Guilford County staff in recent weeks has billed proposed changes to the county’s gun ordinances as very small tweaks meant only to enhance gun safety.

However, that didn’t quell the fears of some gun owners who came out to address the Guilford County Board of Commissioners at a public hearing during the board’s Thursday, Aug. 5 meeting.

The commissioners didn’t adopt any changes on August 5, but it looks very much like the Guilford County Board of Commissioners ­– over the objections of the two Republican commissioners – is going to approve some changes to the county’s gun laws in the coming months.

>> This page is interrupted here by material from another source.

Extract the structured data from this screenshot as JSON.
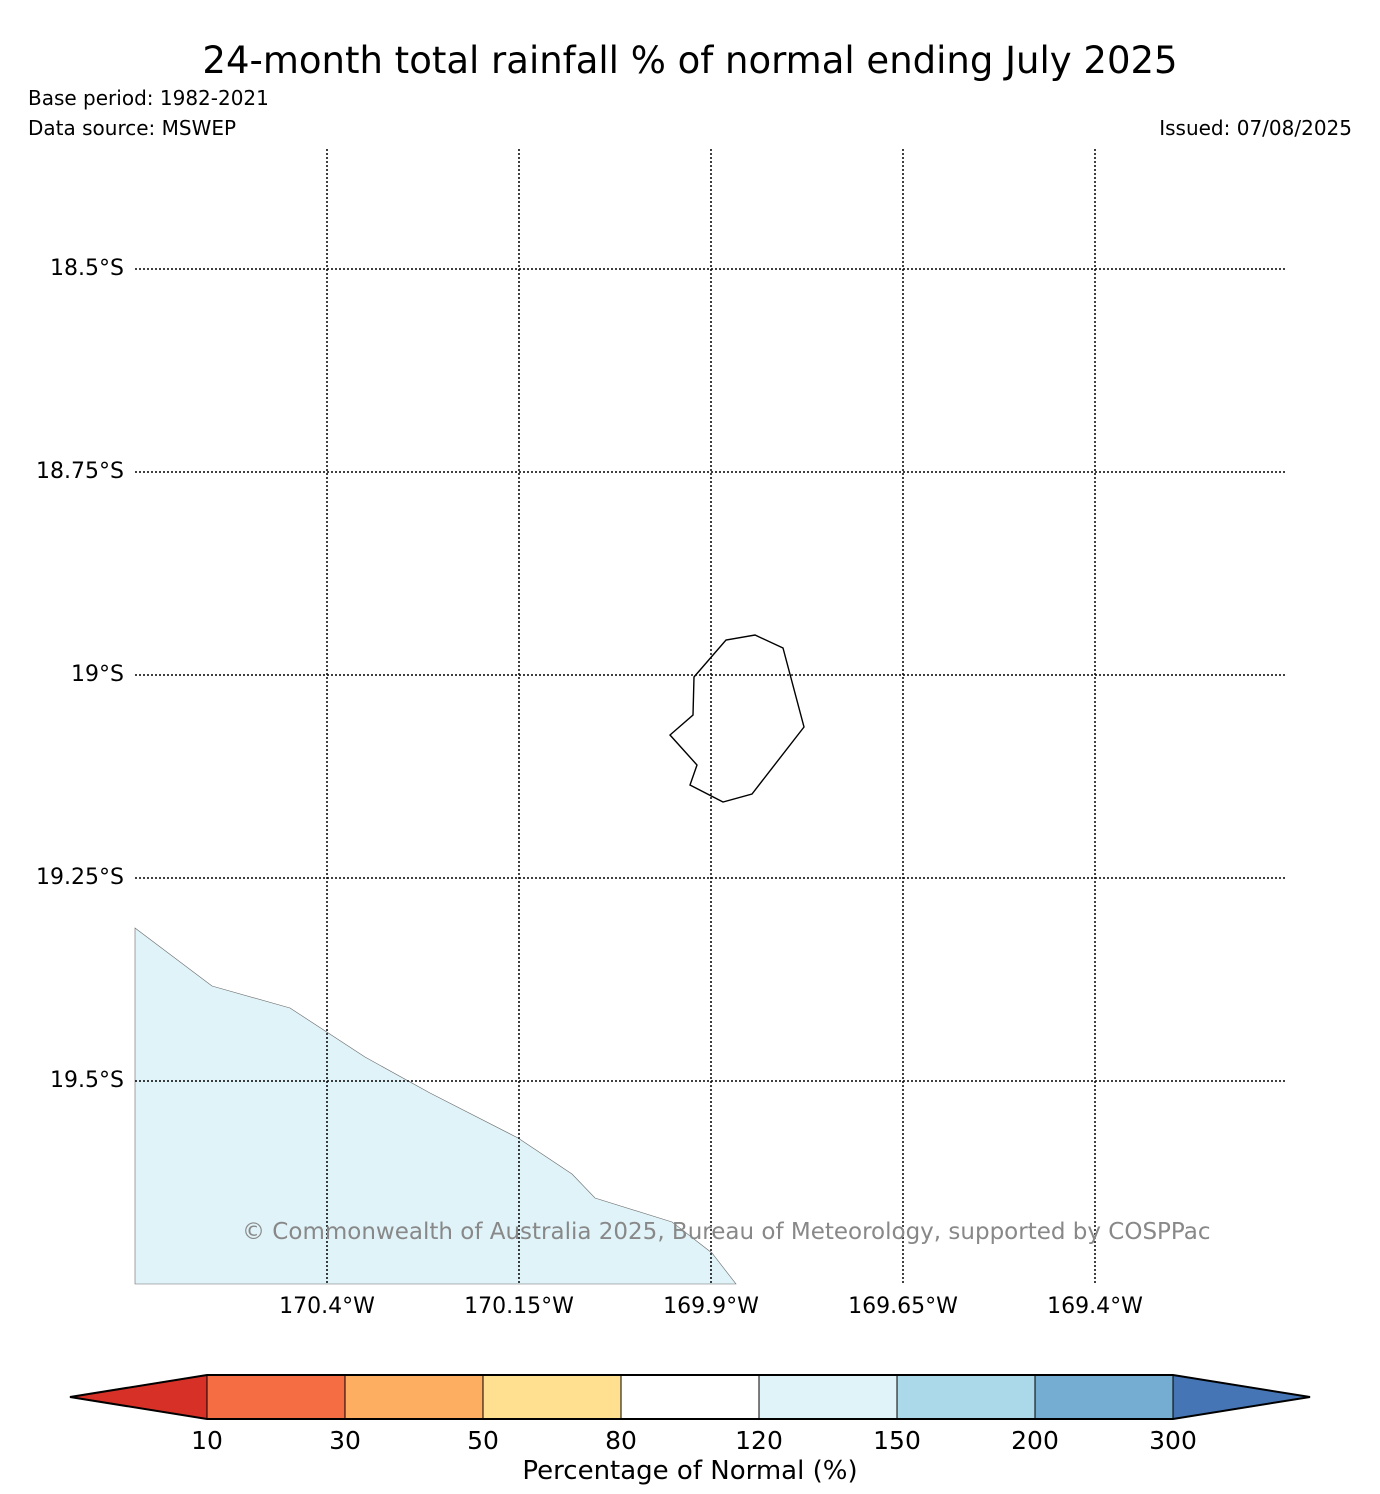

 County staff has drawn up recommended moves ­– like requiring berms behind target ranges in some instances and establishing a mandatory distance of 150 yards between shooters and dwellings, livestock and adjoining property.

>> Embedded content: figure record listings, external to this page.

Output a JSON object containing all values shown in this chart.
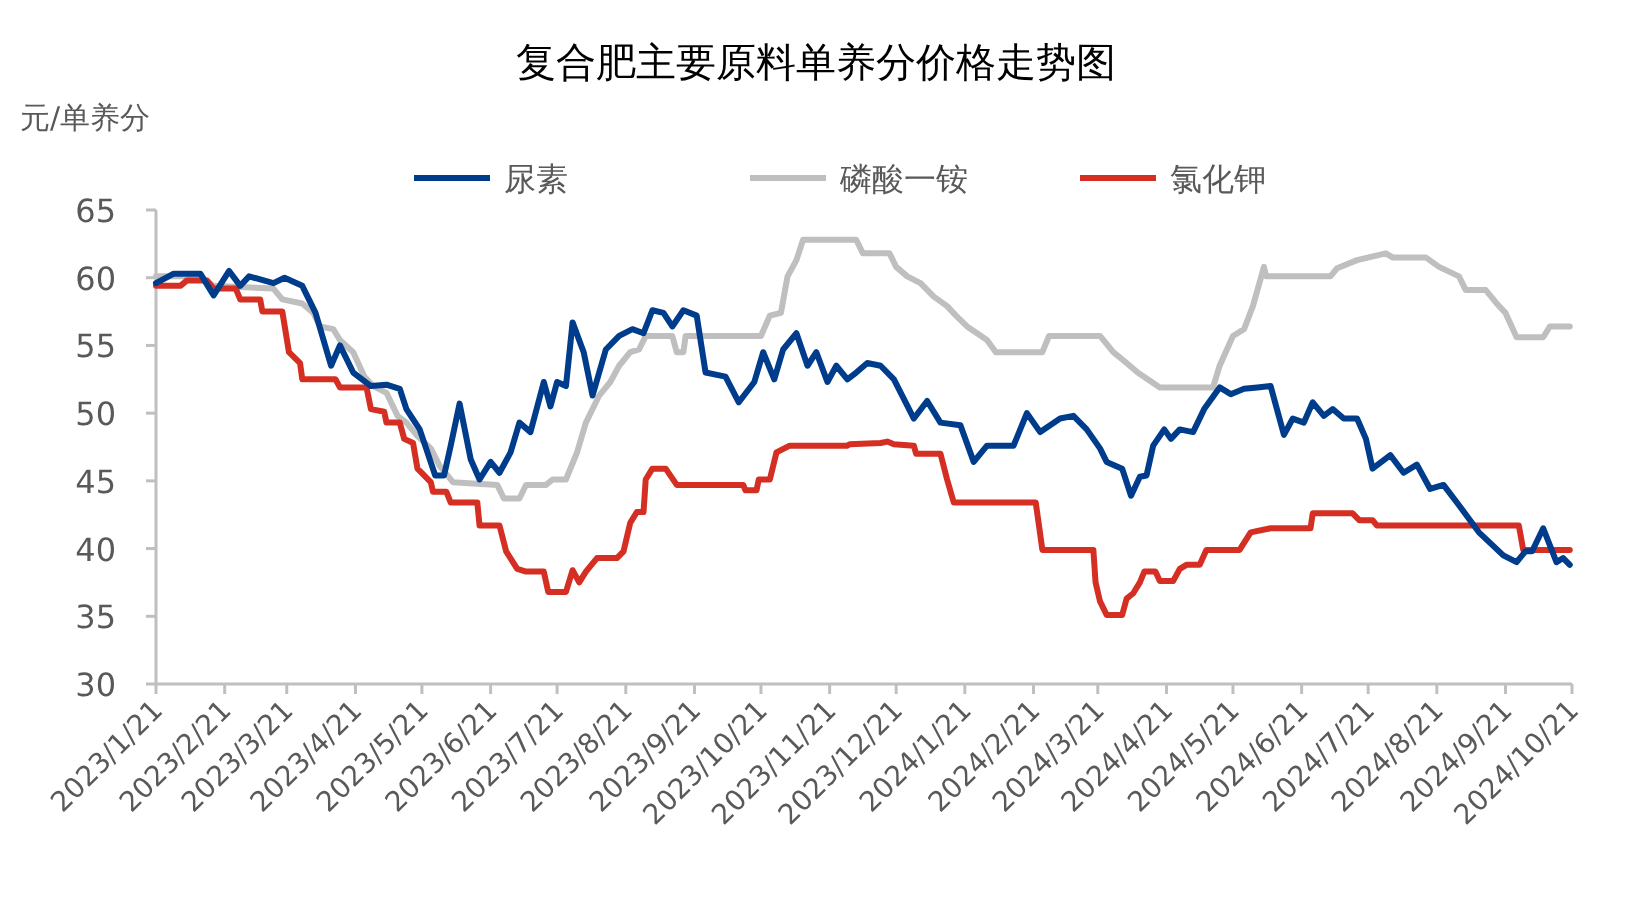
{
  "chart_data": {
    "type": "line",
    "title": "复合肥主要原料单养分价格走势图",
    "ylabel": "元/单养分",
    "xlim": [
      "2023-01-21",
      "2024-10-21"
    ],
    "xticks": [
      {
        "value": "2023-01-21",
        "label": "2023/1/21"
      },
      {
        "value": "2023-02-21",
        "label": "2023/2/21"
      },
      {
        "value": "2023-03-21",
        "label": "2023/3/21"
      },
      {
        "value": "2023-04-21",
        "label": "2023/4/21"
      },
      {
        "value": "2023-05-21",
        "label": "2023/5/21"
      },
      {
        "value": "2023-06-21",
        "label": "2023/6/21"
      },
      {
        "value": "2023-07-21",
        "label": "2023/7/21"
      },
      {
        "value": "2023-08-21",
        "label": "2023/8/21"
      },
      {
        "value": "2023-09-21",
        "label": "2023/9/21"
      },
      {
        "value": "2023-10-21",
        "label": "2023/10/21"
      },
      {
        "value": "2023-11-21",
        "label": "2023/11/21"
      },
      {
        "value": "2023-12-21",
        "label": "2023/12/21"
      },
      {
        "value": "2024-01-21",
        "label": "2024/1/21"
      },
      {
        "value": "2024-02-21",
        "label": "2024/2/21"
      },
      {
        "value": "2024-03-21",
        "label": "2024/3/21"
      },
      {
        "value": "2024-04-21",
        "label": "2024/4/21"
      },
      {
        "value": "2024-05-21",
        "label": "2024/5/21"
      },
      {
        "value": "2024-06-21",
        "label": "2024/6/21"
      },
      {
        "value": "2024-07-21",
        "label": "2024/7/21"
      },
      {
        "value": "2024-08-21",
        "label": "2024/8/21"
      },
      {
        "value": "2024-09-21",
        "label": "2024/9/21"
      },
      {
        "value": "2024-10-21",
        "label": "2024/10/21"
      }
    ],
    "ylim": [
      30,
      65
    ],
    "yticks": [
      30,
      35,
      40,
      45,
      50,
      55,
      60,
      65
    ],
    "legend": "top",
    "series": [
      {
        "name": "尿素",
        "color": "#003c8c",
        "x": [
          "2023-01-21",
          "2023-01-29",
          "2023-02-10",
          "2023-02-16",
          "2023-02-23",
          "2023-02-28",
          "2023-03-04",
          "2023-03-15",
          "2023-03-20",
          "2023-03-28",
          "2023-04-03",
          "2023-04-10",
          "2023-04-14",
          "2023-04-20",
          "2023-04-28",
          "2023-05-05",
          "2023-05-11",
          "2023-05-14",
          "2023-05-20",
          "2023-05-27",
          "2023-05-31",
          "2023-06-03",
          "2023-06-07",
          "2023-06-12",
          "2023-06-16",
          "2023-06-21",
          "2023-06-25",
          "2023-06-30",
          "2023-07-04",
          "2023-07-09",
          "2023-07-15",
          "2023-07-18",
          "2023-07-21",
          "2023-07-25",
          "2023-07-28",
          "2023-08-02",
          "2023-08-06",
          "2023-08-12",
          "2023-08-18",
          "2023-08-24",
          "2023-08-29",
          "2023-09-02",
          "2023-09-07",
          "2023-09-11",
          "2023-09-16",
          "2023-09-22",
          "2023-09-26",
          "2023-10-05",
          "2023-10-11",
          "2023-10-18",
          "2023-10-22",
          "2023-10-27",
          "2023-10-31",
          "2023-11-06",
          "2023-11-11",
          "2023-11-15",
          "2023-11-20",
          "2023-11-24",
          "2023-11-29",
          "2023-12-03",
          "2023-12-08",
          "2023-12-14",
          "2023-12-20",
          "2023-12-29",
          "2024-01-04",
          "2024-01-10",
          "2024-01-19",
          "2024-01-25",
          "2024-01-31",
          "2024-02-12",
          "2024-02-18",
          "2024-02-24",
          "2024-03-04",
          "2024-03-10",
          "2024-03-16",
          "2024-03-22",
          "2024-03-25",
          "2024-04-01",
          "2024-04-05",
          "2024-04-09",
          "2024-04-12",
          "2024-04-15",
          "2024-04-20",
          "2024-04-23",
          "2024-04-27",
          "2024-05-03",
          "2024-05-08",
          "2024-05-15",
          "2024-05-20",
          "2024-05-26",
          "2024-06-01",
          "2024-06-07",
          "2024-06-13",
          "2024-06-17",
          "2024-06-22",
          "2024-06-26",
          "2024-07-01",
          "2024-07-05",
          "2024-07-10",
          "2024-07-16",
          "2024-07-20",
          "2024-07-23",
          "2024-07-31",
          "2024-08-06",
          "2024-08-12",
          "2024-08-18",
          "2024-08-24",
          "2024-08-31",
          "2024-09-09",
          "2024-09-20",
          "2024-09-26",
          "2024-09-30",
          "2024-10-03",
          "2024-10-08",
          "2024-10-14",
          "2024-10-17",
          "2024-10-20"
        ],
        "values": [
          59.6,
          60.3,
          60.3,
          58.7,
          60.5,
          59.4,
          60.1,
          59.6,
          60,
          59.4,
          57.4,
          53.5,
          55,
          53,
          52,
          52.1,
          51.8,
          50.3,
          48.8,
          45.4,
          45.4,
          47.6,
          50.7,
          46.6,
          45.1,
          46.4,
          45.6,
          47.1,
          49.3,
          48.6,
          52.3,
          50.5,
          52.3,
          52,
          56.7,
          54.5,
          51.3,
          54.7,
          55.7,
          56.2,
          55.9,
          57.6,
          57.4,
          56.4,
          57.6,
          57.2,
          53,
          52.7,
          50.8,
          52.3,
          54.5,
          52.5,
          54.7,
          55.9,
          53.5,
          54.5,
          52.3,
          53.5,
          52.5,
          53,
          53.7,
          53.5,
          52.5,
          49.6,
          50.9,
          49.3,
          49.1,
          46.4,
          47.6,
          47.6,
          50,
          48.6,
          49.6,
          49.8,
          48.8,
          47.4,
          46.4,
          45.9,
          43.9,
          45.3,
          45.4,
          47.6,
          48.8,
          48.1,
          48.8,
          48.6,
          50.3,
          51.9,
          51.4,
          51.8,
          51.9,
          52,
          48.4,
          49.6,
          49.3,
          50.8,
          49.8,
          50.3,
          49.6,
          49.6,
          48.1,
          45.9,
          46.9,
          45.6,
          46.2,
          44.4,
          44.7,
          43.2,
          41.2,
          39.5,
          39,
          39.8,
          39.8,
          41.5,
          39,
          39.3,
          38.8
        ]
      },
      {
        "name": "磷酸一铵",
        "color": "#bfbfbf",
        "x": [
          "2023-01-21",
          "2023-02-10",
          "2023-02-16",
          "2023-03-15",
          "2023-03-19",
          "2023-03-28",
          "2023-04-02",
          "2023-04-05",
          "2023-04-11",
          "2023-04-14",
          "2023-04-20",
          "2023-04-25",
          "2023-04-29",
          "2023-05-05",
          "2023-05-10",
          "2023-05-14",
          "2023-05-19",
          "2023-05-25",
          "2023-05-29",
          "2023-06-04",
          "2023-06-24",
          "2023-06-27",
          "2023-07-04",
          "2023-07-07",
          "2023-07-16",
          "2023-07-19",
          "2023-07-25",
          "2023-07-30",
          "2023-08-03",
          "2023-08-09",
          "2023-08-14",
          "2023-08-18",
          "2023-08-23",
          "2023-08-27",
          "2023-08-30",
          "2023-09-11",
          "2023-09-13",
          "2023-09-16",
          "2023-09-17",
          "2023-10-21",
          "2023-10-25",
          "2023-10-30",
          "2023-11-02",
          "2023-11-06",
          "2023-11-09",
          "2023-12-03",
          "2023-12-06",
          "2023-12-18",
          "2023-12-21",
          "2023-12-26",
          "2024-01-01",
          "2024-01-07",
          "2024-01-13",
          "2024-01-17",
          "2024-01-22",
          "2024-01-31",
          "2024-02-04",
          "2024-02-25",
          "2024-02-28",
          "2024-03-22",
          "2024-03-28",
          "2024-04-03",
          "2024-04-08",
          "2024-04-18",
          "2024-05-12",
          "2024-05-15",
          "2024-05-21",
          "2024-05-26",
          "2024-05-30",
          "2024-06-04",
          "2024-06-05",
          "2024-07-04",
          "2024-07-07",
          "2024-07-16",
          "2024-07-29",
          "2024-08-01",
          "2024-08-16",
          "2024-08-22",
          "2024-08-31",
          "2024-09-03",
          "2024-09-12",
          "2024-09-17",
          "2024-09-21",
          "2024-09-26",
          "2024-10-08",
          "2024-10-11",
          "2024-10-20"
        ],
        "values": [
          60.1,
          60.1,
          59.4,
          59.2,
          58.4,
          58.1,
          57.4,
          56.4,
          56.2,
          55.4,
          54.5,
          52.7,
          52,
          51.5,
          49.8,
          49.3,
          48.3,
          47.4,
          46.1,
          44.9,
          44.7,
          43.7,
          43.7,
          44.7,
          44.7,
          45.1,
          45.1,
          47.1,
          49.3,
          51.3,
          52.3,
          53.5,
          54.5,
          54.7,
          55.7,
          55.7,
          54.5,
          54.5,
          55.7,
          55.7,
          57.2,
          57.4,
          60.1,
          61.3,
          62.8,
          62.8,
          61.8,
          61.8,
          60.8,
          60.1,
          59.6,
          58.6,
          57.9,
          57.2,
          56.4,
          55.4,
          54.5,
          54.5,
          55.7,
          55.7,
          54.5,
          53.7,
          53,
          51.9,
          51.9,
          53.5,
          55.7,
          56.2,
          57.9,
          60.8,
          60.1,
          60.1,
          60.7,
          61.3,
          61.8,
          61.5,
          61.5,
          60.8,
          60.1,
          59.1,
          59.1,
          58.1,
          57.4,
          55.6,
          55.6,
          56.4,
          56.4
        ]
      },
      {
        "name": "氯化钾",
        "color": "#d42f22",
        "x": [
          "2023-01-21",
          "2023-02-01",
          "2023-02-04",
          "2023-02-13",
          "2023-02-16",
          "2023-02-26",
          "2023-02-28",
          "2023-03-09",
          "2023-03-10",
          "2023-03-19",
          "2023-03-22",
          "2023-03-27",
          "2023-03-28",
          "2023-04-12",
          "2023-04-14",
          "2023-04-26",
          "2023-04-28",
          "2023-05-04",
          "2023-05-05",
          "2023-05-11",
          "2023-05-13",
          "2023-05-17",
          "2023-05-19",
          "2023-05-25",
          "2023-05-26",
          "2023-06-01",
          "2023-06-03",
          "2023-06-15",
          "2023-06-16",
          "2023-06-25",
          "2023-06-28",
          "2023-07-03",
          "2023-07-07",
          "2023-07-15",
          "2023-07-17",
          "2023-07-25",
          "2023-07-28",
          "2023-07-31",
          "2023-08-03",
          "2023-08-08",
          "2023-08-17",
          "2023-08-20",
          "2023-08-23",
          "2023-08-26",
          "2023-08-29",
          "2023-08-30",
          "2023-09-02",
          "2023-09-08",
          "2023-09-13",
          "2023-10-13",
          "2023-10-14",
          "2023-10-19",
          "2023-10-20",
          "2023-10-25",
          "2023-10-28",
          "2023-11-03",
          "2023-11-29",
          "2023-11-30",
          "2023-12-14",
          "2023-12-17",
          "2023-12-20",
          "2023-12-29",
          "2023-12-30",
          "2024-01-10",
          "2024-01-13",
          "2024-01-16",
          "2024-02-22",
          "2024-02-25",
          "2024-03-19",
          "2024-03-20",
          "2024-03-22",
          "2024-03-25",
          "2024-04-01",
          "2024-04-03",
          "2024-04-06",
          "2024-04-09",
          "2024-04-11",
          "2024-04-16",
          "2024-04-18",
          "2024-04-24",
          "2024-04-27",
          "2024-04-30",
          "2024-05-06",
          "2024-05-09",
          "2024-05-24",
          "2024-05-29",
          "2024-06-07",
          "2024-06-25",
          "2024-06-26",
          "2024-07-14",
          "2024-07-17",
          "2024-07-23",
          "2024-07-25",
          "2024-09-27",
          "2024-09-29",
          "2024-10-20"
        ],
        "values": [
          59.4,
          59.4,
          59.8,
          59.8,
          59.2,
          59.2,
          58.4,
          58.4,
          57.5,
          57.5,
          54.5,
          53.7,
          52.5,
          52.5,
          51.9,
          51.9,
          50.3,
          50.1,
          49.3,
          49.3,
          48.1,
          47.8,
          45.9,
          44.9,
          44.2,
          44.2,
          43.4,
          43.4,
          41.7,
          41.7,
          39.8,
          38.5,
          38.3,
          38.3,
          36.8,
          36.8,
          38.4,
          37.5,
          38.3,
          39.3,
          39.3,
          39.8,
          41.9,
          42.7,
          42.7,
          45.1,
          45.9,
          45.9,
          44.7,
          44.7,
          44.3,
          44.3,
          45.1,
          45.1,
          47.1,
          47.6,
          47.6,
          47.7,
          47.8,
          47.9,
          47.7,
          47.6,
          47,
          47,
          45.1,
          43.4,
          43.4,
          39.9,
          39.9,
          37.5,
          36.1,
          35.1,
          35.1,
          36.3,
          36.7,
          37.5,
          38.3,
          38.3,
          37.6,
          37.6,
          38.5,
          38.8,
          38.8,
          39.9,
          39.9,
          41.2,
          41.5,
          41.5,
          42.6,
          42.6,
          42.1,
          42.1,
          41.7,
          41.7,
          39.9,
          39.9
        ]
      }
    ]
  }
}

At the public hearing, the commissioners had too many speakers to hear from, and, at the end of it, Chairman of the Board of Commissioners Skip Alston told those who hadn’t had an opportunity to address the board that they could send their comments to the board in writing via email.

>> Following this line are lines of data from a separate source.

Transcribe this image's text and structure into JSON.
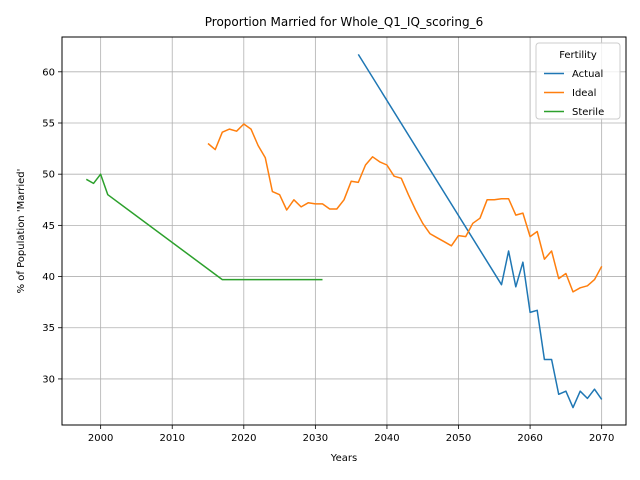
{
  "chart_data": {
    "type": "line",
    "title": "Proportion Married for Whole_Q1_IQ_scoring_6",
    "xlabel": "Years",
    "ylabel": "% of Population 'Married'",
    "xlim": [
      1994.6,
      2073.4
    ],
    "ylim": [
      25.5,
      63.4
    ],
    "xticks": [
      2000,
      2010,
      2020,
      2030,
      2040,
      2050,
      2060,
      2070
    ],
    "yticks": [
      30,
      35,
      40,
      45,
      50,
      55,
      60
    ],
    "grid": true,
    "legend": {
      "title": "Fertility",
      "placement": "top-right"
    },
    "series": [
      {
        "name": "Actual",
        "color": "#1f77b4",
        "x": [
          2036,
          2056,
          2057,
          2058,
          2059,
          2060,
          2061,
          2062,
          2063,
          2064,
          2065,
          2066,
          2067,
          2068,
          2069,
          2070
        ],
        "y": [
          61.7,
          39.2,
          42.5,
          39.0,
          41.4,
          36.5,
          36.7,
          31.9,
          31.9,
          28.5,
          28.8,
          27.2,
          28.8,
          28.1,
          29.0,
          28.0
        ]
      },
      {
        "name": "Ideal",
        "color": "#ff7f0e",
        "x": [
          2015,
          2016,
          2017,
          2018,
          2019,
          2020,
          2021,
          2022,
          2023,
          2024,
          2025,
          2026,
          2027,
          2028,
          2029,
          2030,
          2031,
          2032,
          2033,
          2034,
          2035,
          2036,
          2037,
          2038,
          2039,
          2040,
          2041,
          2042,
          2043,
          2044,
          2045,
          2046,
          2047,
          2048,
          2049,
          2050,
          2051,
          2052,
          2053,
          2054,
          2055,
          2056,
          2057,
          2058,
          2059,
          2060,
          2061,
          2062,
          2063,
          2064,
          2065,
          2066,
          2067,
          2068,
          2069,
          2070
        ],
        "y": [
          53.0,
          52.4,
          54.1,
          54.4,
          54.2,
          54.9,
          54.4,
          52.8,
          51.6,
          48.3,
          48.0,
          46.5,
          47.5,
          46.8,
          47.2,
          47.1,
          47.1,
          46.6,
          46.6,
          47.5,
          49.3,
          49.2,
          50.9,
          51.7,
          51.2,
          50.9,
          49.8,
          49.6,
          48.0,
          46.5,
          45.2,
          44.2,
          43.8,
          43.4,
          43.0,
          44.0,
          43.9,
          45.2,
          45.7,
          47.5,
          47.5,
          47.6,
          47.6,
          46.0,
          46.2,
          43.9,
          44.4,
          41.7,
          42.5,
          39.8,
          40.3,
          38.5,
          38.9,
          39.1,
          39.7,
          41.0
        ]
      },
      {
        "name": "Sterile",
        "color": "#2ca02c",
        "x": [
          1998,
          1999,
          2000,
          2001,
          2017,
          2031
        ],
        "y": [
          49.5,
          49.1,
          50.0,
          48.0,
          39.7,
          39.7
        ]
      }
    ]
  }
}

The discussion during and after the hearing – which, as expected, saw passionate speeches on both sides – was a lot broader than the discussion county officials have been having in recent weeks – ever since the board began exploring changes to the county’s gun ordinances. 

Some county property owners who are disturbed by constant gun use on adjoining property suggested new gun laws to limit the noise from gun use, restrict hours where shooting could be done and make other moves that go further than the county had suggested.

Commissioner Alan Perdue, who is the former emergency services director for Guilford County, said that a great number of people had guns and had bought guns in the past year and a half and he added that those people should have a great deal of familiarity with that weapon if they’re going to have to use it in a high-pressure situation with lives at stake.  Perdue said that meant that the gun owners needed a good deal of practice and therefore, he said, he was reluctant to limit the opportunities to practice.

Commissioner Justin Conrad stated at the meeting that this process of attempting to change the gun ordinances has been nothing short of crazy from the beginning.  Conrad pointed out that county legal staff already has changes drawn up, when, instead, Conrad said, the board should have heard first from the citizens and then drafted any potential new rules for consideration by the board. 

At the August 5 meeting, Conrad strongly maintained a position he’s made clear in the past: that state law already provides for gun safety, so the solution, if one is needed, is enforcing existing laws rather than the county writing up a set of new ones.